Le Burkina Faso à l’instar des autres pays du monde a commémoré le jeudi 15 septembre 2022, la journée mondiale de la démocratie. En marge de cette commémoration, le Centre pour la gouvernance démocratique (CGD) et ses partenaires, dans l’optique de marquer d’une pierre blanche ladite journée, ont organisé des panels avec des thèmes naturellement en lien avec la démocratie.
L’enseignant-chercheur Alkassoum Maïga, ancien ministre en charge de l’enseignement supérieur, et bien évidemment d’autres universitaires ont été invités à animer les panels ce jour. Il s’est notamment défendu à travers le thème : « Repenser un nouveau contrat social pour le Burkina Faso ».
Pour ce technocrate connu pour ne pas avoir sa langue dans la poche, il faudra d’abord que les intellectuels, qui sont censés influencer la vie sociétale, se redéfinissent autrement dans le nouveau contrat social. Selon son développement, l’intellectuel ne doit pas se servir, il doit plutôt servir la nation en tant que porte-voix des sans voix. « L’intellectuel, ce n’est pas celui qui est bardé de diplômes. L’intellectuel ce n’est pas celui qui est intelligent. Le mot intellectuel, c’est épouser la cause des sans voix », estime Pr Alkassoum Maïga. « Je peux sortir 5 docteurs en une année sans qu’il n’y ait un intellectuel parmi eux parce qu’ils se contentent d’être intelligents pour eux-mêmes et pour leur famille », a-t-il poursuivi. De sa conviction, « il faut être intelligent pour son pays ».
Par la suite, cet universitaire et militant du Mouvement du peuple pour le progrès (MPP), l’ex parti au pouvoir, a exhorté ses camarades à faire autrement la politique. « Si nous faisons la politique, ce n’est pas pour chercher à manger. Si tu es professeur d’université, tu as un salaire qui te permet de manger et de vivre bien mieux que tout le monde dans ce pays. Mais si tu veux faire la politique c’est que tu as des causes à défendre », a soutenu Alkassoum Maïga.
De même, ce sociologue de formation a estimé que les élections et les coups d’Etat ont toujours « échoué » au Burkina Faso parce que ces événements n’ont pas été accompagnés d’un « contrat clair » comme l’a été par exemple avec la révolution. « Si je dis que tous les coups d’Etat et les élections ont échoué c’est parce qu’on n’a pas pu élaborer un contrat clair à partir de ces modèles.
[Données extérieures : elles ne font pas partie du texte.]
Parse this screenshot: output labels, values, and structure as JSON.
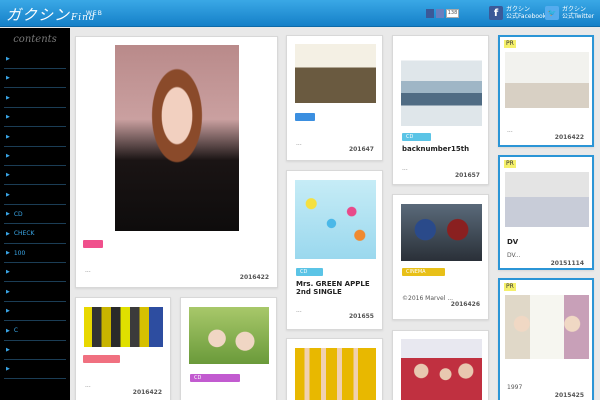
{
  "header": {
    "logo_main": "ガクシン",
    "logo_find": "Find",
    "logo_sub": "WEB",
    "like_count": "138",
    "facebook_label_line1": "ガクシン",
    "facebook_label_line2": "公式Facebook",
    "twitter_label_line1": "ガクシン",
    "twitter_label_line2": "公式Twitter"
  },
  "sidebar": {
    "title": "contents",
    "items": [
      {
        "label": ""
      },
      {
        "label": ""
      },
      {
        "label": ""
      },
      {
        "label": ""
      },
      {
        "label": ""
      },
      {
        "label": ""
      },
      {
        "label": ""
      },
      {
        "label": ""
      },
      {
        "label": "CD"
      },
      {
        "label": "CHECK"
      },
      {
        "label": "100"
      },
      {
        "label": ""
      },
      {
        "label": ""
      },
      {
        "label": ""
      },
      {
        "label": "C"
      },
      {
        "label": ""
      },
      {
        "label": ""
      }
    ]
  },
  "cards": {
    "c1": {
      "dots": "...",
      "date": "2016422"
    },
    "c2": {
      "dots": "...",
      "date": "201647"
    },
    "c3": {
      "tag": "CD",
      "title": "backnumber15th",
      "dots": "...",
      "date": "201657"
    },
    "c4": {
      "tag": "CD",
      "title_line1": "Mrs. GREEN APPLE",
      "title_line2": "2nd SINGLE",
      "dots": "...",
      "date": "201655"
    },
    "c5": {
      "tag": "CINEMA",
      "text": "©2016 Marvel ...",
      "date": "2016426"
    },
    "c6": {
      "dots": "...",
      "date": "2016422"
    },
    "c7": {
      "tag": "CD"
    },
    "pr1": {
      "badge": "PR",
      "dots": "...",
      "date": "2016422"
    },
    "pr2": {
      "badge": "PR",
      "title": "DV",
      "text": "DV...",
      "date": "20151114"
    },
    "pr3": {
      "badge": "PR",
      "text": "1997",
      "date": "2015425"
    }
  },
  "colors": {
    "header": "#1e8fd6",
    "tag_pink": "#f0508c",
    "tag_blue": "#3b8fe0",
    "tag_cyan": "#5bc4e6",
    "tag_yellow": "#e8c018",
    "tag_purple": "#c25bd0",
    "tag_salmon": "#f07080",
    "pr_border": "#2b95d6"
  }
}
La révolution par exemple nous a permis de faire des rails, la révolution a permis aux Burkinabè de comprendre que si tu es honnête, c’est bien », a illustré le Pr. Alkassoum Maïga.
« La démocratie ne veut pas dire qu’on peut tout faire comme on veut »
Revenant sur la pratique de la démocratie au Burkina Faso, le Pr Maïga s’est montré inquiet quant au développement de la vie démocratique. Il estime même que le pays va vite en besogne en matière de démocratie. « Nous voulons mettre la charrue avant les bœufs. La démocratie oui, mais c’est quoi l’espace sur lequel on veut faire la démocratie ? », s’interroge-il.
Le dernier porte-parole du gouvernement de Lassina Zerbo a également estimé que la démocratie pure ne marchera pas au Pays des Hommes intègres. Pire, pour lui, si les choses continuent ainsi, le pays risque de se retrouver difficile à gouverner. « La démocratie, si elle n’a pas une dose de dictature, ça va être de l’anarchie. Vous êtes dans un pays où chacun dit : je connais mes droits, je ne mange pas chez quelqu’un, on insulte le président à longueur de journée…, c’est ça la démocratie ? Ce pays va être ingouvernable parce que la démocratie ne veut pas dire qu’on peut tout faire comme on veut, où on veut. Si quelqu’un veut parler mal au président qu’il aille à Kossyam. Il verra comment il va être traité. Mais quand tu es dernière ton clavier, invisible, tu fais ce que tu veux (…) Non ! Pas de désordre », a-t-il déploré.
Et pour conclure, l’universitaire a suggéré l’adoption d’un nouveau contrat social où il faut « allier la capacité de conviction avec dissuasion ». Et pour illustrer ses propos, l’exemple a été pris sur la période de la révolution où, selon ses dires, les gens partaient faire les rails en chantant. Pas avec la force mais chacun savait que s’il ne part pas il sera licencié le mercredi prochain. Donc pour préserver son salaire il faut aller participer aux travaux d’intérêt général.